Berdasarkan pantauan dilapangan, jika intensitas turun hujan tinggi, lokasi atau kawasan yang menjadi langganan longsor di antaranya, liku Endikat, Lematang, daerah kaki gunung Dempo, seperti Kelurahan Gunung Dempo, dan Kelurahan Dempo Makmur. Pasalnya, kontur tanah berupa lereng perbukitan terjal. Terbaru, longsor ruas jalan Negara, pesisnya di simpang Manna, tidak jauh dari jembatan.

Kepala Badan Penanggulangan Bencana Daerah Kota Pagaralam, Drs Herawadi MM mengungkapkan, karena tingginya intensitas curah hujan yang mengguyur Kota Pagaralam dan sekitarnya sudah sejak lama, kewaspadaan terhadap kemungkinan bencana alam, seperti kasus longsor dan banjir, termasuk banjir bandang serta kasus lainnya harus diwaspadai semua kalangan masyarakat.

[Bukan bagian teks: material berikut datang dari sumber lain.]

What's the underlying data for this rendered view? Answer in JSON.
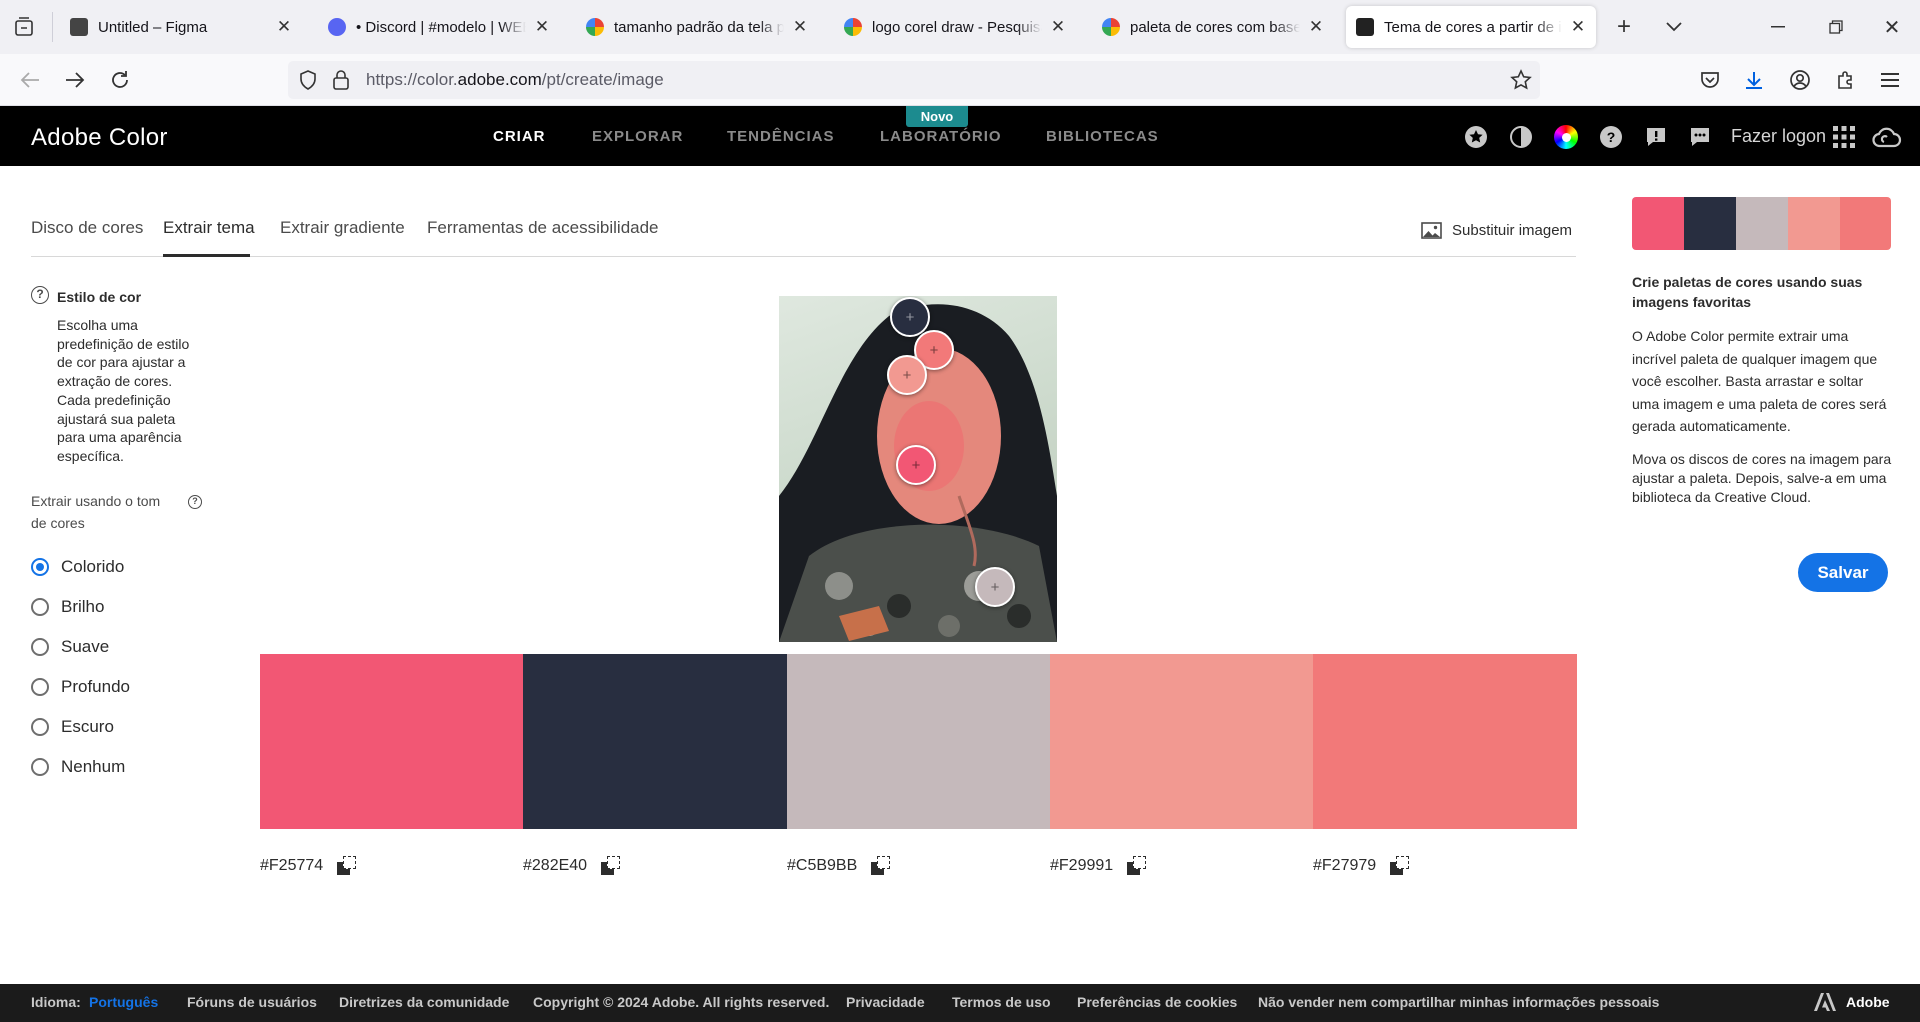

“Sejumlah daerah di Kota Pagaralam memang rawan longsor dan banjir, terutama musim penghujan. Jadi kami mengimbau kepada seluruh masyarakat, terutama yang tinggal di lereng-lereng dan perbukitan untuk meningkatkan kewaspadaan, termasuk pengguna jalan yang melintasi kawasan maut, yakni liku Endikat dan liku Lematang,” katanya.

Untuk lokasi mana saja yang dinilai rawan longsor, Ditambahkan Herawadi belum dapat merinci secara mendetail.

“Secara umum longsoran terjadi di daerah-daerah sekitar lereng-lereng perbukitan gundul. Seperti yang sering terjadi di kawasan liku Endikat dan liku Lematang, juga termasuk kawasan di kaki gunung Dempo,” terangnya seraya mengatakan, kedua kawasan tersebut terbilang cukup ramai dilalui pengguna jalan, baik roda dua dan roda empat sebagai jalur lintas provinsi, sehingga jika terjadi longsor dikhawatirkan bakal menelan korban.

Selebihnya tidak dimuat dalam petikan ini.